After about three months off, I’ve finally managed to post a new sewing project!
The outfit I’m wearing is made up of a blazer, a basic jersey top (that I both designed and sewed on my own) and an old pair of black trousers I restyled.
I’m not a big fan of blazers, I basically never wear them.
The last time I wore a blazer/tailored jacket was the day I graduated, ten years ago, probably. Anyway, I’ve always felt like having a nice blazer to wear in those few occasions I have to dress up and be a little bit more formal.
I have had the chance to sew it this year, thanks to the Pattern Cutting Course I’ve been attending at Afol Moda in Milan. One of the projects I had to make was the pattern of a classic women’s blazer.
I designed the model and drafted the pattern at school. Then I sewed the blazer up on my own at home.
I used some vintage fabrics I had at home: a beautiful light-weight dark grey wool fabric by an Italian mill and a light pink silk for a lining. I used a scrap of a black woollen cloth for the outer collar stand.
It has been a very good project to train fitting better above all. It has been very useful to better understand the differences of my body shape compared to the standard size (size 42 in Italy should be 6 in the UK and 10 in the US). I drafted the blazer pattern in an Italian size 42 and then I fit it to my measurements. Even if I’m almost precisely a size 42, I had to modify the pattern a little bit to adapt it to my body shape. I modified both the test I made in cotton fabric and the blazer in wool (the wool has a different drape and performance compared to cotton).
For instance, I’m a little bit shorter than the average height (I’m 163 cm) and I had to shorten the jacket and sleeve length (as usual).
My waistline is shorter than the standard one in size 42 and this created a hump on the back neckline and some creases on the back waistline. You could try to eliminate these faults shortening the pattern (by 2 cm in my case) on the waistline or cutting some cm’s on the back neckline and shoulder seam (both on the neckline and the armhole in my case) if you have already cut the main fabric. In this case you have to adapt the neckline, the armhole and the collar stand, because they have changed due to the shoulder alteration.
As usual, I had to rotate the sleeve a little bit towards the front of the bodice (1 cm) because my posture leans slightly forward.

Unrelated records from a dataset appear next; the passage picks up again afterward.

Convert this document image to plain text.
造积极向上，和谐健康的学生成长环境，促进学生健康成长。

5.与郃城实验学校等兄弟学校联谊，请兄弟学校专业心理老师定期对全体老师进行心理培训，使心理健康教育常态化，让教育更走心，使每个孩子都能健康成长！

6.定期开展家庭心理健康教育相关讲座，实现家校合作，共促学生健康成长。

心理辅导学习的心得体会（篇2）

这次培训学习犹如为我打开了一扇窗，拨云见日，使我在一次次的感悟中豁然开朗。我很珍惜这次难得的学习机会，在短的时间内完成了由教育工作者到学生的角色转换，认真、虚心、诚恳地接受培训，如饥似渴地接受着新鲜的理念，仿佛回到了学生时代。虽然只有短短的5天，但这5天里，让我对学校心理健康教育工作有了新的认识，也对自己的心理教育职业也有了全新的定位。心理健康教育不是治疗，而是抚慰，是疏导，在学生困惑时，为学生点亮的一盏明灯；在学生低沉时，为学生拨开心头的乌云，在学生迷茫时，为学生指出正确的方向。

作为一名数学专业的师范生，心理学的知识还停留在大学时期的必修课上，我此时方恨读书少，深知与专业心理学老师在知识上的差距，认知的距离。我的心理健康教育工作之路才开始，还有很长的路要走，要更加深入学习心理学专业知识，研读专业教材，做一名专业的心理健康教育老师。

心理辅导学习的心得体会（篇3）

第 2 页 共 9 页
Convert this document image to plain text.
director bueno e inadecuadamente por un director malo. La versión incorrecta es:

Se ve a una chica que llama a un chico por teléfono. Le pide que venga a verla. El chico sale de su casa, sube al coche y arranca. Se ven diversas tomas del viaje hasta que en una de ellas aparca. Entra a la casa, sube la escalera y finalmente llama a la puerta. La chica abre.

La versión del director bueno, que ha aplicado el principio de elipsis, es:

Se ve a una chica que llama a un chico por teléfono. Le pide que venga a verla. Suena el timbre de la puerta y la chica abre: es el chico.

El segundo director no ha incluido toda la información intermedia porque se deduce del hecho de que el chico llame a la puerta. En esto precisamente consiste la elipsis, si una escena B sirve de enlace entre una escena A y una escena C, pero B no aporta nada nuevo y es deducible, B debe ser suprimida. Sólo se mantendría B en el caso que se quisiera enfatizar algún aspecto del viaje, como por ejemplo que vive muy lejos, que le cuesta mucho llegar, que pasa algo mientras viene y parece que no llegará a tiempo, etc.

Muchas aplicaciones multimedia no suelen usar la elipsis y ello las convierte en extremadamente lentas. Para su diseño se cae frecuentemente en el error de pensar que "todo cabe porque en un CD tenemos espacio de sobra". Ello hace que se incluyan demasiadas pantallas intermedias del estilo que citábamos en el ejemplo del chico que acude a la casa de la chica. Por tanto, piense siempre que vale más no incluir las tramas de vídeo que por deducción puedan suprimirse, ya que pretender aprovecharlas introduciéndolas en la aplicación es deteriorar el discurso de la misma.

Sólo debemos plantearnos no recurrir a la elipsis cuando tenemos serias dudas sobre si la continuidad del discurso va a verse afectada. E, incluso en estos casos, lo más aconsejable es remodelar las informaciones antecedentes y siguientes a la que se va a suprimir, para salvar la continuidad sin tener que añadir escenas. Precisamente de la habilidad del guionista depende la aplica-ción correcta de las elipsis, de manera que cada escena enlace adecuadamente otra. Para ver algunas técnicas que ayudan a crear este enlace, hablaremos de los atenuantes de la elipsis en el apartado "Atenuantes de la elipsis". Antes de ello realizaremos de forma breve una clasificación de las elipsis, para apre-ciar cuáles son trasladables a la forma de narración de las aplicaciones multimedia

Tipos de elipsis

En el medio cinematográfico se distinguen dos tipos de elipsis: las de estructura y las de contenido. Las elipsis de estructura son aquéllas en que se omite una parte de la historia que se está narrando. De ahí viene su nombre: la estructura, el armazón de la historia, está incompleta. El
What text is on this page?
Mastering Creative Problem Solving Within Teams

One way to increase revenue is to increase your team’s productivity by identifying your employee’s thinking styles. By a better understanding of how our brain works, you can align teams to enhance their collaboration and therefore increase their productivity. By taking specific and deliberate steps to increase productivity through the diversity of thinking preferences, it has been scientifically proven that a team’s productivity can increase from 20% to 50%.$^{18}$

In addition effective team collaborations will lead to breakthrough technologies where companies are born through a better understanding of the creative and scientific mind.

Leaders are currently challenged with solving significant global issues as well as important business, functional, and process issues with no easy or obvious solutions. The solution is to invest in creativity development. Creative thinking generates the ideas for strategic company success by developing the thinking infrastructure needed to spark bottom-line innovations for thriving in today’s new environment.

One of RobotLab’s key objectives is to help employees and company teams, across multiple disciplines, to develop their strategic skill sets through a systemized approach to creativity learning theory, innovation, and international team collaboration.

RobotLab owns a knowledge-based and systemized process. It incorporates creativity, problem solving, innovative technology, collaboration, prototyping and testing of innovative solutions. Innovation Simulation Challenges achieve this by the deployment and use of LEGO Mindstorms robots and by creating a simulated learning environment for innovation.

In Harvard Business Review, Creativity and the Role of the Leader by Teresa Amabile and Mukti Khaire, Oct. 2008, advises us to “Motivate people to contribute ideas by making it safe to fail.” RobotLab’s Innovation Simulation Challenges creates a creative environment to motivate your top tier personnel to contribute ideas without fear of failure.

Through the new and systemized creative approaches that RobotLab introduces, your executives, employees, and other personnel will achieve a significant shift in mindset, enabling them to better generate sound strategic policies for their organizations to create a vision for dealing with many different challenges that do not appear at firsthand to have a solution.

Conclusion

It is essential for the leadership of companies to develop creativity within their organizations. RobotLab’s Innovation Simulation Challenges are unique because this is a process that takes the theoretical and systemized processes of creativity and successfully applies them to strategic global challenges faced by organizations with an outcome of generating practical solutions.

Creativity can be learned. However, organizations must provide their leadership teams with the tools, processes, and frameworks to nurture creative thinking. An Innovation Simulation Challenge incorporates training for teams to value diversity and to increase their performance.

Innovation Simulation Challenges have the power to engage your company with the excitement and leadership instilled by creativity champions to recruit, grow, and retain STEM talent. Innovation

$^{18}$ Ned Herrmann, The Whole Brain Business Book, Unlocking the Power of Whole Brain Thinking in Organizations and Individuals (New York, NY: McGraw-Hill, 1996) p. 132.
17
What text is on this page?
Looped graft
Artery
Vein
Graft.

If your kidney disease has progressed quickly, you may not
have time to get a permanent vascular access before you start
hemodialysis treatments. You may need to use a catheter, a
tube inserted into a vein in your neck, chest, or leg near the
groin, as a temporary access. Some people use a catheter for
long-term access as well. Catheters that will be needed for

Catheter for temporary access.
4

In the end, it was a little bit tight on the hips and this caused some other creases on the waistline and hip line, so I widened it a little bit.
Sewingwise, the more complex steps have been the welt pockets (above all those diagonal lower pockets close to the seam of the side panel) and the vent in the sleeves. However I got by!
I really like how it came out! It could be improved in some details. However, seen that it’s my first jacket, I’m super satisfied! I like it in its casual version, with the collar up.
The basic top in jersey is a very easy and fast project made in an afternoon (I needed something simple after sewing a blazer). It’s made up of a very light silk jersey.
I like the bottom of the top, instead I’m not satisfied by the upper part at all. I think I’m gonna change it, the armhole and the shoulders’ defect above all, in the up coming days.
In the end I restyled an old pair of trousers, that I had worn a lot over the past years. I tightened the legs and shortened the hem. Two simple variations that have made them more trendy and right for my body.